Again she takes a few seconds to answer but this time it’s because she has a small smile on her lips. “Well, he already knew.”

“What?”

“He already knew something was up before I ever told him.”

“Really? You never told me that.”

She shrugs. “Yeah, he already knew. And he somehow also knew that I was freaking out and I was. I had half a mind to never tell him and just run away.”

“You did not.” I completely turn toward her then. “Really?”

“Yup.” She chuckles. “I wanted to keep it a secret, you know. I wanted to, I don’t know, punish him for everything that he had done. I mean, I hated him so much back then and it wasn’t supposed to happen. So I thought I’d just never tell him.”

So maybe I’m not that crazy after all.

Maybe my need for revenge — as ugly as it is — isn’t so unjustified.

“So then,” I try to keep my voice calm and not show my enthusiasm at this, “what made you change your mind?”

Finally, she turns to me, her blue eyes full of emotions and love. “He did.”

“What?”

“I just… I could sense it, see. Just the way he knew that I was freaking out even though I still wanted her,” she glances down at Halo, “I knew that he wanted her too. He wanted her badly. In fact he wasn’t even freaking out. He was so sure since day one. About everything. About being there for me, for her. Doing everything that he could to make things okay for me — us — and she wasn’t even born yet. And I… I didn’t think that I could do it. I didn’t think that I could take that away from him. He just had so much to give, something that I never could’ve expected until I got pregnant with our baby girl. So yeah, as much as I wanted to hate him and punish him and teach him a lesson, I just couldn’t do it this way. I couldn’t take his baby girl away from him.”

My eyes sting.

Silent tears are running down my cheeks and my heart is aching.

In fact my heart is aching more than it’s been for the past week.

Because that’s exactly how he is, isn’t he?

For all his flaws and all his mistakes and all the ways that we’re wrong for each other, he’s perfect for her. His baby girl. In fact that was one of the things that attracted me to him at the very beginning, wasn’t it? That he helped raise his baby sister. That he was there for her, so protective over her, so safe and secure.

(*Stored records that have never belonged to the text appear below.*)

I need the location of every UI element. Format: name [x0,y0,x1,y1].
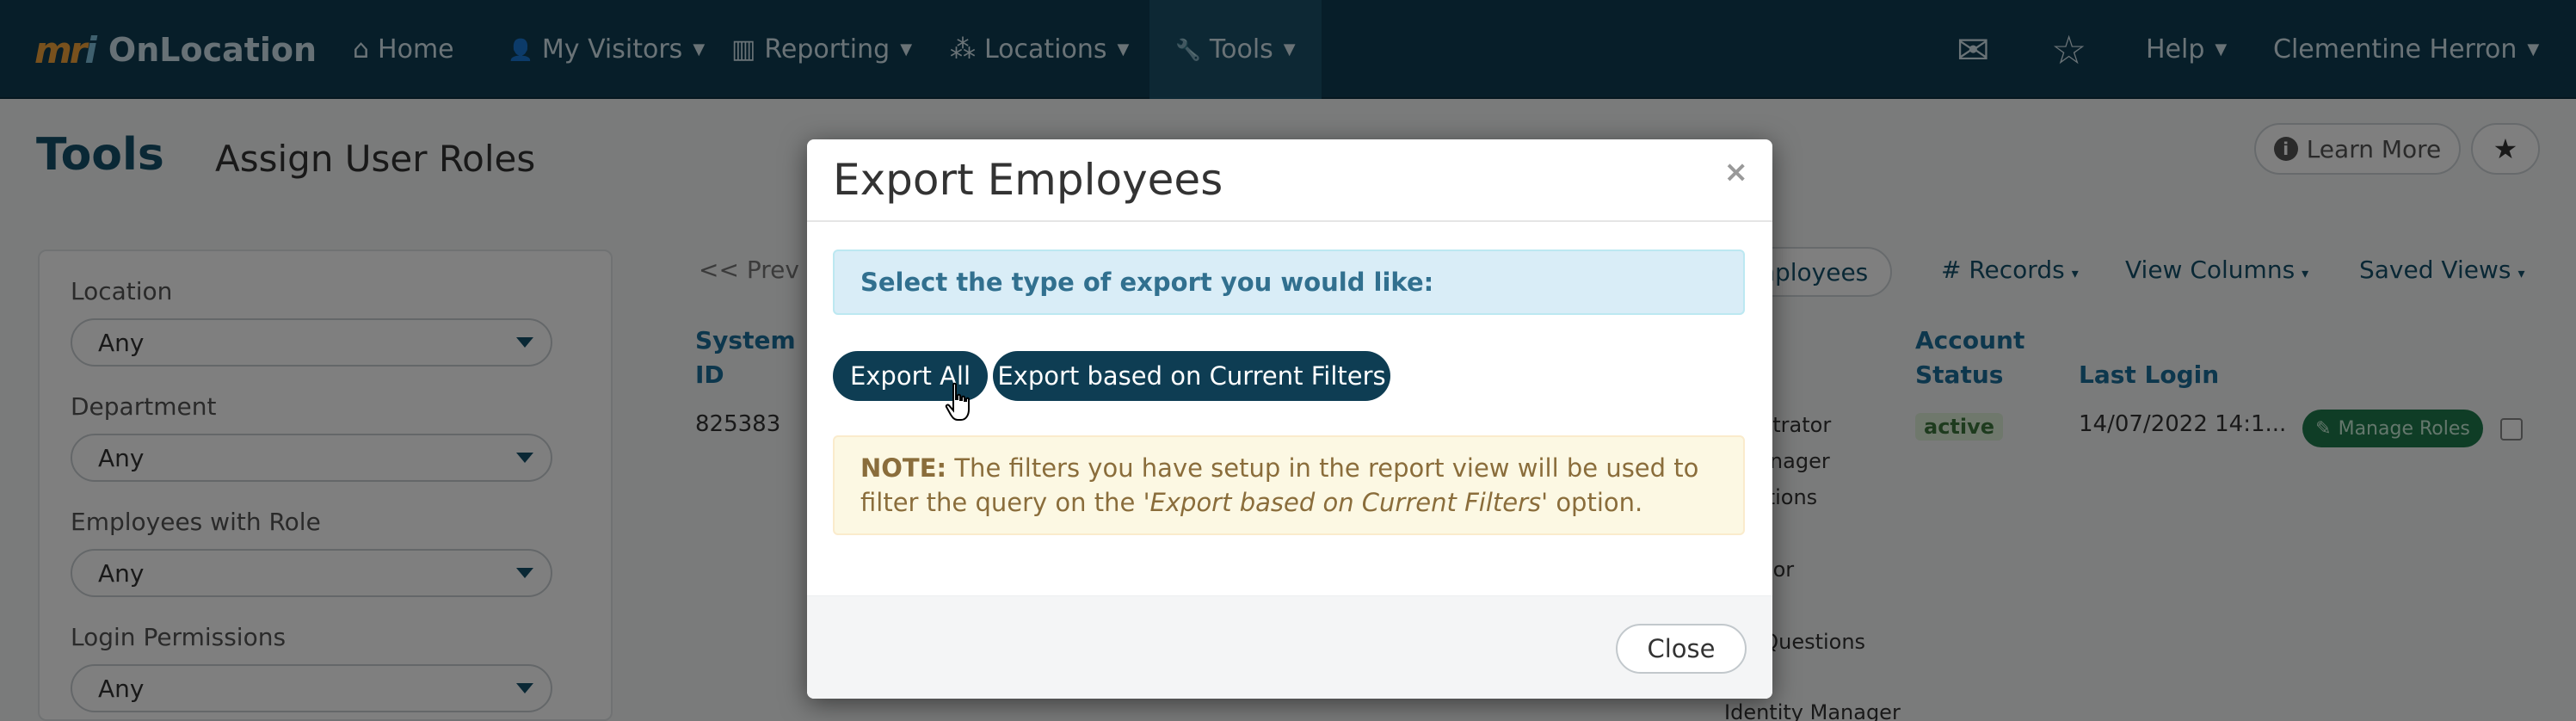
note-text-part2: ' option. [1541,488,1643,517]
export-current-filters-button[interactable]: Export based on Current Filters [993,351,1390,401]
modal-footer: Close [807,595,1772,699]
export-type-prompt: Select the type of export you would like… [833,250,1745,315]
modal-title: Export Employees [833,155,1223,205]
note-label: NOTE: [860,453,947,483]
note-emphasis: Export based on Current Filters [1149,488,1542,517]
modal-header: Export Employees × [807,139,1772,222]
close-icon[interactable]: × [1724,155,1749,189]
export-note: NOTE: The filters you have setup in the … [833,435,1745,535]
close-button[interactable]: Close [1616,624,1747,674]
hand-pointer-cursor-icon [945,382,970,421]
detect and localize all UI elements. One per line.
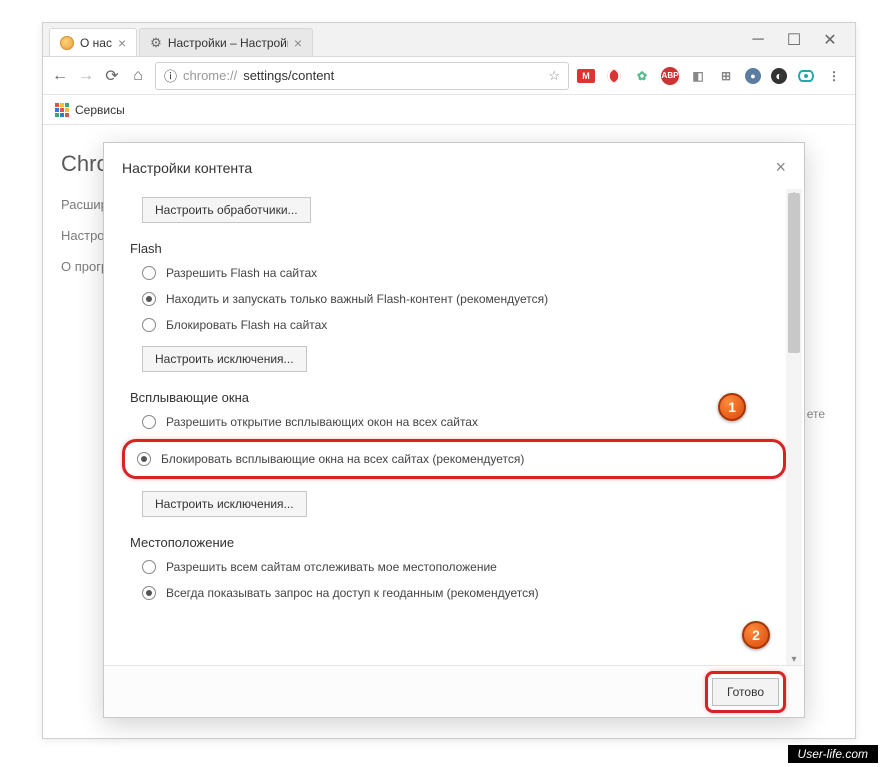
window-minimize-button[interactable]: ─ <box>751 33 765 47</box>
radio-flash-detect[interactable]: Находить и запускать только важный Flash… <box>130 286 778 312</box>
section-location-title: Местоположение <box>130 535 778 550</box>
tab-about[interactable]: О нас × <box>49 28 137 56</box>
done-button[interactable]: Готово <box>712 678 779 706</box>
scroll-down-icon[interactable]: ▾ <box>786 654 802 665</box>
scroll-thumb[interactable] <box>788 193 800 353</box>
extension-icon[interactable]: ◧ <box>689 67 707 85</box>
tab-title: О нас <box>80 36 112 50</box>
radio-icon <box>142 266 156 280</box>
radio-icon <box>142 318 156 332</box>
annotation-badge-1: 1 <box>718 393 746 421</box>
opera-icon[interactable] <box>605 67 623 85</box>
radio-popups-allow[interactable]: Разрешить открытие всплывающих окон на в… <box>130 409 778 435</box>
browser-window: ─ ☐ ✕ О нас × ⚙ Настройки – Настройки × … <box>42 22 856 739</box>
radio-icon <box>142 586 156 600</box>
menu-button[interactable]: ⋮ <box>825 67 843 85</box>
apps-label[interactable]: Сервисы <box>75 103 125 117</box>
modal-footer: Готово <box>104 665 804 717</box>
window-maximize-button[interactable]: ☐ <box>787 33 801 47</box>
radio-label: Разрешить открытие всплывающих окон на в… <box>166 415 478 429</box>
extension-icon[interactable]: ✿ <box>633 67 651 85</box>
radio-label: Находить и запускать только важный Flash… <box>166 292 548 306</box>
favicon-gear-icon: ⚙ <box>150 35 162 51</box>
radio-location-allow[interactable]: Разрешить всем сайтам отслеживать мое ме… <box>130 554 778 580</box>
adblock-icon[interactable]: ABP <box>661 67 679 85</box>
content-settings-modal: Настройки контента × Настроить обработчи… <box>103 142 805 718</box>
extension-icons: M ✿ ABP ◧ ⊞ ● ◐ ⋮ <box>577 67 847 85</box>
bookmarks-bar: Сервисы <box>43 95 855 125</box>
url-path: settings/content <box>243 68 334 83</box>
radio-label: Блокировать всплывающие окна на всех сай… <box>161 452 524 466</box>
popups-exceptions-button[interactable]: Настроить исключения... <box>142 491 307 517</box>
home-button[interactable]: ⌂ <box>129 67 147 85</box>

And I know he’s going to do the same, be the same, with our baby.

If I ever told him about it.

Which I’m not going to.

It’s something that I’ve been going back and forth on this entire week.

My initial plan was just to start an affair with him and once, unbeknownst to him, I’d accomplished my goal, I would’ve broken up with him and simply left. It wouldn’t be hard; I’m getting married soon anyway, and I was going to pass the baby off as Ezra’s.

Now that he knows what we’re doing, it still doesn’t mean that my plan has changed. I can still not tell him and cut things off when I get pregnant and go live the rest of my life with Ezra.

It’s cruel and immoral and God, it makes me sick every time I think about it.

But I need to do it.

For myself.

I’m extremely happy for Callie and my brother, but they’re an exception. I’m not. We are not. So I need to do everything that I can to exact my revenge and move on. So for now, I’m only focusing on one thing and one day at a time.

Meaning: I need to bake, bake, bake.

Or rather frost, frost, frost.

And I think I’m doing a good job of it until I hear Callie’s gasp. “Don’t. Stop it, Ledger. These are not for you.”

I don’t even think about. I whirl around.

And somehow there he is.

Standing at the island. His dark eyes on me.

On my hands specifically. One on Halo’s diapered bottom and the other on her sweet-smelling head.

This is the first time I’m seeing him since that night and for some reason, he still looks so large. Like he did in my room, standing by the wall, demanding truth from me. Demanding that I give him everything.

And it was so tempting to do that.

So tempting to give in to the urge and lay everything at his feet.

And that urge has only grown stronger and more incessant as the days passed. Probably because even though we haven’t seen each other in a week, we have talked.